Financing tranches are also available. Audrey Shelto, president and CEO of the Blue Cross Blue Shield of Massachusetts Foundation, said the American Rescue Plan Act has made more than $400 million in federal assistance available to behavioral health services in Massachusetts. .
“We have what I have never experienced before in my professional career: an incredible degree of alignment between the executive and legislative branches on needs, challenges and strategies and, as I have said before, I kinda hesitant to say, but a really huge amount of money to spend and invest smartly in our behavioral health system,” Shelto said.
Applications will open this month for healthcare workers to seek between $12,500 and $300,000 in student loan repayment from the state under a $130 million program announced by the Baker administration in November.
Many behavioral and mental health care providers, including social workers, psychiatrists, addiction recovery workers and those working in community health centers, are eligible to apply for the help, which the state will offer with the help of the Massachusetts League of Community Health Centers.

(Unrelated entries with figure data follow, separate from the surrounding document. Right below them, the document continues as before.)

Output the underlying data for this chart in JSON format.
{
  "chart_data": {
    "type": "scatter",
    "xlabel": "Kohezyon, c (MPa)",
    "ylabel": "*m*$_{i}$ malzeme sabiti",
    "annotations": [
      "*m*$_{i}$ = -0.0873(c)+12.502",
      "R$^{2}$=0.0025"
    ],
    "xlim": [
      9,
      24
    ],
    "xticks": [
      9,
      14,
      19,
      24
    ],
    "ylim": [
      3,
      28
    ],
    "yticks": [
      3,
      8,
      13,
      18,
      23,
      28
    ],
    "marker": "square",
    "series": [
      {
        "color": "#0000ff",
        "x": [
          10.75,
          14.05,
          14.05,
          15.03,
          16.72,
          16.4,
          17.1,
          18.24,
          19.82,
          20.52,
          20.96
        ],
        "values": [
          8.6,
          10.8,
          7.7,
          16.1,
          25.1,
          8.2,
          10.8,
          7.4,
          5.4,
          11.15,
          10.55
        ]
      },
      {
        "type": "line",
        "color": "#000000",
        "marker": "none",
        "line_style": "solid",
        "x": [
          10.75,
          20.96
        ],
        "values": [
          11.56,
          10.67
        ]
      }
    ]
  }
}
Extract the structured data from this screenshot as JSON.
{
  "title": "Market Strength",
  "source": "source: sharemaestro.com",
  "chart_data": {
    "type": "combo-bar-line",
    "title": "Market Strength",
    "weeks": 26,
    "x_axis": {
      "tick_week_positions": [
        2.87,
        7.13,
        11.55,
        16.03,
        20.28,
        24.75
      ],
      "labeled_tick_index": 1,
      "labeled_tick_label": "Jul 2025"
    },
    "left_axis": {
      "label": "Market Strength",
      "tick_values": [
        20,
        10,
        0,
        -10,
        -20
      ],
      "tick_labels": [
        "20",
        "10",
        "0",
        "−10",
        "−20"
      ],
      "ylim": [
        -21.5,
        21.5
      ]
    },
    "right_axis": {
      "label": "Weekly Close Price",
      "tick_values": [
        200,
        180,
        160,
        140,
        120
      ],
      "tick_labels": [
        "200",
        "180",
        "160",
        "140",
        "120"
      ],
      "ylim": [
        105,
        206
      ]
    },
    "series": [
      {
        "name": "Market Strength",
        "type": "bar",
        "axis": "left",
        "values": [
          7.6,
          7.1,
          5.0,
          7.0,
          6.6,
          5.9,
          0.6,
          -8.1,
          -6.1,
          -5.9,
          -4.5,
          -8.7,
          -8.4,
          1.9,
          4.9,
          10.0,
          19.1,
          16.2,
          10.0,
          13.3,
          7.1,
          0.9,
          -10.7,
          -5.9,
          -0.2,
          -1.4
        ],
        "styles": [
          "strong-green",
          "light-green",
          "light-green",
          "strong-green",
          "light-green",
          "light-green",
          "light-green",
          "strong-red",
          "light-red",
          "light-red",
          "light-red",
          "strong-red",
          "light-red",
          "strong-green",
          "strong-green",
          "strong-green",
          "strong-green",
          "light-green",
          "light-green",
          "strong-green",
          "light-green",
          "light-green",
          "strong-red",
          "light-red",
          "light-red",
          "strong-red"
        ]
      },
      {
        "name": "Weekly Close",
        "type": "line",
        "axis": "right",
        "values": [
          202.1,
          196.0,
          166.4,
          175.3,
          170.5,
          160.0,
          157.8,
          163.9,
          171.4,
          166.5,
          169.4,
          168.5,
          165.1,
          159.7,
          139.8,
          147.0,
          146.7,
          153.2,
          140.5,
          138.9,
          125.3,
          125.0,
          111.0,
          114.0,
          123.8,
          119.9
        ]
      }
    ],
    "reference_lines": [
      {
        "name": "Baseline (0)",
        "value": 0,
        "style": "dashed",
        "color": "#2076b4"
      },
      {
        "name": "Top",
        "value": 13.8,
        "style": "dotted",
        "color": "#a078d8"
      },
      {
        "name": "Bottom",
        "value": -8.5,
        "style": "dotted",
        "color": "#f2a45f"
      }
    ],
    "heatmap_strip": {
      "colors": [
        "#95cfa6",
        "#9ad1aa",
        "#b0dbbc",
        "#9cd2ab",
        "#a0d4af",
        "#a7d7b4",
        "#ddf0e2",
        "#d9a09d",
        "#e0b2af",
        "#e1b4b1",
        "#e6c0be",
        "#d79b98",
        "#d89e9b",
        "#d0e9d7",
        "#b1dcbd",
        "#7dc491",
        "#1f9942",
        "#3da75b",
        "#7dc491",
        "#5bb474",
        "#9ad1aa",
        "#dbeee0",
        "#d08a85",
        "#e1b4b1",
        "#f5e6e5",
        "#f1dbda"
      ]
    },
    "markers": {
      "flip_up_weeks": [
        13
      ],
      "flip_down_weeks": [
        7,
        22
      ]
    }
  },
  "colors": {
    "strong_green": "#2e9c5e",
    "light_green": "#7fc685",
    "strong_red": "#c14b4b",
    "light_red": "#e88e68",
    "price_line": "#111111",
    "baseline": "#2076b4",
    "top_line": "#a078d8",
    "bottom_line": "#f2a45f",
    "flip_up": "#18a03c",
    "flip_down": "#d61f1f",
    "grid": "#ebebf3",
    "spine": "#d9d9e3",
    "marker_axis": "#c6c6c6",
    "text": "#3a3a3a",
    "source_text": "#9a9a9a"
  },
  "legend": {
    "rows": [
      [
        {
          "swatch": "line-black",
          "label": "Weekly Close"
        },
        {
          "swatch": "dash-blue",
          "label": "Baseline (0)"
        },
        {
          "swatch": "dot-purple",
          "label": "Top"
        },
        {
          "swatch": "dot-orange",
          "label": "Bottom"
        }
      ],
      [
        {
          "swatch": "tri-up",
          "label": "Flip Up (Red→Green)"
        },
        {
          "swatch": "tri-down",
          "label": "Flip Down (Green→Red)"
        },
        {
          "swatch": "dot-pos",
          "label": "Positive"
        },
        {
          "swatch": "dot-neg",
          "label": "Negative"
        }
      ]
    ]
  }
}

Western Massachusetts behavioral health care leaders said at Thursday’s panel that loan repayment would be a major boost, describing the success of similar past efforts to get providers to stay in community settings. .
“That will definitely help, especially with retention and recruiting efforts,” Barber said. “It’s a huge piece that along with the other residency programs that we had for nurse practitioners or providers, this piece for behavioral health is really essential…I think it’s a great opportunity that will definitely help move the needle farther than where we’ve been.”